So wurden nach Angaben der ukrainischen Menschenrechtsorganisation Eastern Human Rights Group im Herbst 2024 mindestens 300 Personen aus den besetzten Gebieten zum Militärdienst in die russische Armee eingezogen, davon etwa 200 aus den Regionen Saporischschja und Cherson sowie 100 aus den Regionen Luhansk und Donezk.

Ohne russischen Pass keine Jobs und kein Mobilfunk

"Sollte ich zwangsmobilisiert werde, werde ich mich erschießen", sagt Oleksij (Name geändert). Der 21-Jährige lebt in dem von Russland besetzten Teil der Region Saporischschja. Dort will er bleiben, bei seiner Familie und seinem ganzen Besitz. "Ich müsste mein Leben von vorne beginnen", betont er.

Obwohl Oleksij inzwischen einen russischen Pass hat, blieb er von einer Einberufung bisher verschont. Doch seit letztem Herbst würden die russischen Besatzungsbehörden von den Männern verlangen, sich auch beim Militär zu melden, sagt er.
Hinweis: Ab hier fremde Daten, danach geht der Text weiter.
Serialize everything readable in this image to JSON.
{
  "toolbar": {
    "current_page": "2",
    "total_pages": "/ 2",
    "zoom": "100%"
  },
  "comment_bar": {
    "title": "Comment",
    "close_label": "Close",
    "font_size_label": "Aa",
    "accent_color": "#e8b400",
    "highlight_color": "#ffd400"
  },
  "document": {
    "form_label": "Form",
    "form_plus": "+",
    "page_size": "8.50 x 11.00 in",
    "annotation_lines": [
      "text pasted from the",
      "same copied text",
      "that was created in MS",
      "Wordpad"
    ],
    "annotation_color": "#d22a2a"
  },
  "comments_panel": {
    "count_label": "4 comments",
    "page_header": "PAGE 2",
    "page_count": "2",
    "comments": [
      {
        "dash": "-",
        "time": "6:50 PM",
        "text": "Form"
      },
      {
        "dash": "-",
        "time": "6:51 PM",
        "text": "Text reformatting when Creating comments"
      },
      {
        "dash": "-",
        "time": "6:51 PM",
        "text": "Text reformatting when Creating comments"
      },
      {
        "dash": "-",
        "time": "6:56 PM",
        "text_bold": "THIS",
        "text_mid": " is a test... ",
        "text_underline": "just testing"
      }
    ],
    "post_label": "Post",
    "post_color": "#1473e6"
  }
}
Ohne russische Papiere sei es, wie Oleksij erklärt, fast unmöglich, einen Job zu bekommen oder an einer Hochschule zu studieren. Fälle einer zwangsweisen Einziehung zum Militärdienst sind Oleksij aber nicht bekannt. Prorussisch eingestellte Männer seien freiwillig zu den Einberufungsstellen gegangen und hätten Verträge mit der russischen Armee unterzeichnet, berichtet der 21-Jährige.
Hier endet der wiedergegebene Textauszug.